Let’s stop and think about this for a minute….So we are saving money because we are forcing unhealthy food choices on SNAP recipients. We are going to negotiate big, profitable deals with some of the largest cereal companies and have their boxed cereals distributed to every SNAP recipient in America. We are, in essence, removing the ability to CHOOSE healthy food from the SNAP benefits.

So, before I became too frustrated, I wanted to understand the buying behaviors of current SNAP recipients. What are they actually buying with their SNAP checks today and will this be a significant change to what they typically buy with their checks? If they are currently buying boxed and canned goods predominately, this boxed option may not be a significant change for them.

Buying Behaviors of Food Stamp Recipients

Through my online research, I uncovered a USDA Food and Nutrition Service analysis distributed in November 2016 that showed the Foods Typically Purchased by Supplemental Nutrition Assistance Program (SNAP) Households. I am attaching the summary pdf and full analysis below so you can review the details. The USDA had some limitations to the data that they were able to collect which is described in the documents. However, they were able to gather enough data to identify the types of food categories that were being purchased by SNAP recipients. Here is a brief review of what I learned:

Differences in the expenditure patterns of SNAP and non-SNAP households were relatively limited, regardless of how data was categorized.

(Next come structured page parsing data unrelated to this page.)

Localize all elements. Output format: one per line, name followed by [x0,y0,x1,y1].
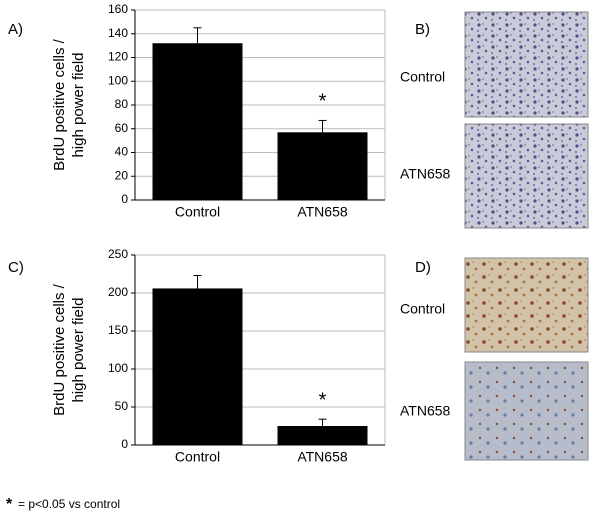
micrograph [464,123,589,229]
y-axis-label: BrdU positive cells / [51,38,68,171]
y-tick-label: 100 [108,361,128,375]
image-label: ATN658 [400,403,451,419]
bar [277,426,368,445]
bar [152,288,243,445]
x-tick-label: Control [175,449,220,465]
y-tick-label: 250 [108,247,128,261]
micrograph [464,257,589,353]
panel-label: B) [415,21,430,38]
bar [152,43,243,200]
image-label: ATN658 [400,166,451,182]
y-tick-label: 150 [108,323,128,337]
y-axis-label: high power field [70,52,87,157]
y-tick-label: 80 [115,97,129,111]
y-tick-label: 0 [121,192,128,206]
significance-marker: * [319,91,327,113]
footnote: = p<0.05 vs control [18,497,120,511]
bar [277,132,368,200]
image-label: Control [400,301,445,317]
x-tick-label: ATN658 [297,449,348,465]
panel-label: D) [415,259,431,276]
micrograph [464,361,589,461]
y-tick-label: 160 [108,2,128,16]
y-axis-label: high power field [70,297,87,402]
panel-label: A) [8,21,23,38]
y-tick-label: 0 [121,437,128,451]
significance-marker: * [319,389,327,411]
micrographs [464,11,589,461]
x-tick-label: Control [175,204,220,220]
x-tick-label: ATN658 [297,204,348,220]
y-axis-label: BrdU positive cells / [51,283,68,416]
y-tick-label: 100 [108,73,128,87]
image-label: Control [400,69,445,85]
y-tick-label: 40 [115,145,129,159]
y-tick-label: 200 [108,285,128,299]
micrograph [464,11,589,118]
y-tick-label: 20 [115,168,129,182]
y-tick-label: 60 [115,121,129,135]
footnote-symbol: * [6,496,13,513]
panel-label: C) [8,259,24,276]
y-tick-label: 120 [108,50,128,64]
y-tick-label: 50 [115,399,129,413]
y-tick-label: 140 [108,26,128,40]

  • About 40 cents of every food purchase dollar was spent on basic items like meat, fruits, vegetables, milk, eggs, and bread.
  • Another 20 cents was spent on sweetened drinks, desserts, salty snacks, candy, and sugar.
  • The remaining 40 cents was spent on a variety of items such as cereal, prepared foods, other dairy products, rice, beans, and other cooking ingredients.

The most important finding from this document is that 40 cents of every food purchase dollar was spent on meat, fruits, vegetables, milk, eggs and bread. The new USDA food box contains none of these items except for shelf-stable milk. Shelf-stable milk is processed in a way that allows it to remain un-refrigerated. So, if you are one of the food stamp recipients (and we never know when our economic situation may change and require us to be eligible), how would you feel if you could not purchase fruits, vegetables, meat, fresh milk, eggs and bread with your food stamps anymore??

Look, I am not a politician and I am not privy to all of the facts and financials related to why the federal government feels that this change is necessary . I am just a marketer and farmer living in suburbia who is focused on trying to get healthy, local, organically grown produce to everyone who wants it. SNAP recipients are using 40% of the check amounts for fruits, vegetables and protein – these are the primary food groups that help keep us healthy. If we remove the option to purchase these items, is our federal government putting the health and well-being of Americans first? Or are we prioritizing money and profit ahead of our nation’s health?

Our Priority

This is why Ann and I will continue to support programs such as the NYS Farmer’s Market Nutrition Program at Hobbs Farm Stand, why HeartBeet Farms will try its best to keep our organically grown produce pricing as competitive as possible, and why Hobbs Farm will continue to donate over 33,000 lbs of organically-grown produce to local food pantries. We need programs that allow all people access to healthy food…real food!